The good news for Samsung, which thought about getting into the processor business a few years ago, is that it will be able to use IBM’s processors as a way of ramping its technologies. Under the current plan, the Power10 chips will be implemented in 7 nanometer processes and so will be the future System z16 mainframe processors; the System z15 mainframe motors will be etched using that same refined 14 nanometer process that is being used to create the Power9 chips. Beyond that, we expect refined 7 nanometer processes for successive Power and System z generations, and eventually a shift to 5 nanometer processors, with subsequent refinements. After that, we cannot see any further than the best minds in the chip industry, but we know one thing. IBM is in no worse shape than the rest of the processor designers who no longer own fabs and the one processor designer – Intel – that still owns them.
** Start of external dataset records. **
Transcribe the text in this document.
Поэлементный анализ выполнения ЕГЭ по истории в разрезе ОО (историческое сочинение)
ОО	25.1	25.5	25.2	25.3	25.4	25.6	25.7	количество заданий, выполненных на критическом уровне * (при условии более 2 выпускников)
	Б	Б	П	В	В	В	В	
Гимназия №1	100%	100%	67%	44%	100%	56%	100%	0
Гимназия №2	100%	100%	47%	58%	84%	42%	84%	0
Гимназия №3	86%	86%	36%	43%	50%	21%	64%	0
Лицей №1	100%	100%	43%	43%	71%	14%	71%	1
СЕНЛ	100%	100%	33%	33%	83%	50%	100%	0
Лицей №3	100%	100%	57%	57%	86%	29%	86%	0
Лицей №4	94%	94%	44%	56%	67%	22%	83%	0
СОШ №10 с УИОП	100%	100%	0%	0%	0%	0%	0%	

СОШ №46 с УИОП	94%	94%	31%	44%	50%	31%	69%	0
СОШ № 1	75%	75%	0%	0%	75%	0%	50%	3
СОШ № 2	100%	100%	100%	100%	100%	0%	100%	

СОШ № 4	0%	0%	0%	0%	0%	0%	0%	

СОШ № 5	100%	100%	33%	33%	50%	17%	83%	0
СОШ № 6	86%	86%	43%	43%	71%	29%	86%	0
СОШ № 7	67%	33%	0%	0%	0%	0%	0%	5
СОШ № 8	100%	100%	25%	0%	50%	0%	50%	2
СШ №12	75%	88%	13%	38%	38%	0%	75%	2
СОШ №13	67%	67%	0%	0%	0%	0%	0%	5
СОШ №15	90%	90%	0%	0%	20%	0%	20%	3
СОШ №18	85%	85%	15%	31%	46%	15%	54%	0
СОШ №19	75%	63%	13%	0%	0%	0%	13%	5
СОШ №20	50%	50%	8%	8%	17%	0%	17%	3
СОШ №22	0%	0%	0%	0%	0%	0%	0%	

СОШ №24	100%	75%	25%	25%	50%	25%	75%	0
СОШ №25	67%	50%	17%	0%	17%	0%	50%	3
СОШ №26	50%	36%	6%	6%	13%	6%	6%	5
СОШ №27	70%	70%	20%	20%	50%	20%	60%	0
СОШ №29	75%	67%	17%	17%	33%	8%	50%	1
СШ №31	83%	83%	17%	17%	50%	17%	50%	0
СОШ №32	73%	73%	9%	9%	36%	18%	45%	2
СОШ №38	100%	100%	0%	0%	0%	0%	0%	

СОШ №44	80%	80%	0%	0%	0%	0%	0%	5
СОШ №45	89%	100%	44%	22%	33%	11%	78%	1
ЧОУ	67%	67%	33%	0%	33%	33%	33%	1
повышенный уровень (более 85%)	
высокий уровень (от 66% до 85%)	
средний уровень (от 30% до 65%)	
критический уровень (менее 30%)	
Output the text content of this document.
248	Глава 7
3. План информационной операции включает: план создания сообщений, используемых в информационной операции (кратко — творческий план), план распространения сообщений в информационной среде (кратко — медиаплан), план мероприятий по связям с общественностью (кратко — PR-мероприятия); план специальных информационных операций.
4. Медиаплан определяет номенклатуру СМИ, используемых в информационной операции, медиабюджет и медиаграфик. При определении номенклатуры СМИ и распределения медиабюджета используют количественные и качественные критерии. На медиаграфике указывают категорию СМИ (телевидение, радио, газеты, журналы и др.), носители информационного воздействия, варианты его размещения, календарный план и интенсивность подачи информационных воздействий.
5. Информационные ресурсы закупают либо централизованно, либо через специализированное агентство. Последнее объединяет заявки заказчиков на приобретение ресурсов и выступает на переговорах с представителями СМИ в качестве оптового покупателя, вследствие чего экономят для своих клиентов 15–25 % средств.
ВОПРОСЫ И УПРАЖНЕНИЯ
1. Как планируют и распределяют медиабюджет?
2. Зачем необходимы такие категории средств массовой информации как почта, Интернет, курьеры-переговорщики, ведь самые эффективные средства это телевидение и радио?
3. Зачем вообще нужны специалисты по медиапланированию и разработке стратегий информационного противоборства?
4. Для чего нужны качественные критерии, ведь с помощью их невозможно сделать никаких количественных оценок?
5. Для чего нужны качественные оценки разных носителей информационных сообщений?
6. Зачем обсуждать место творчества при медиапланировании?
This is just a tough business, and it is getting tougher. And for the Power Systems business to do well means keeping up with Intel and using every advantage to try to steal away some of that precious datacenter profit away from Intel.
The Power9 chips are very competitive, technically, with anything Intel or AMD or the Arm collective can put into the field, but it is still a more difficult and risky choice. AMD’s Epyc processors are the easiest alternative to the Intel Xeon, and it is arguable if the Power or Arm processors are better than each other as the next option. But for IBM to stay in the processor design and system building game, Power chips have to keep evolving and they have to keep gaining traction in machine learning, supercomputing, data analytics, traditional database processing, and in-memory and stream processing. It has to become a $4 billion to $5 billion server business for IBM and its OpenPower partners, as the Power chips drove the former AS/400 and RS/6000 businesses back in the late 1990s and early 2000s. Big Blue needs to make money from this because it is not a chip charity. It is a public company with shareholders that are as demanding as its customers.
IBM has all of the right ideas, and only a fool would count it out. But a resurgent AMD and a feisty Intel will still be tough to beat because of all of the preferences and prejudices out there. Watch carefully what the HPC centers and hyperscalers of the world do – and don’t do. There is your leading indicator to the future for the IBM i platform.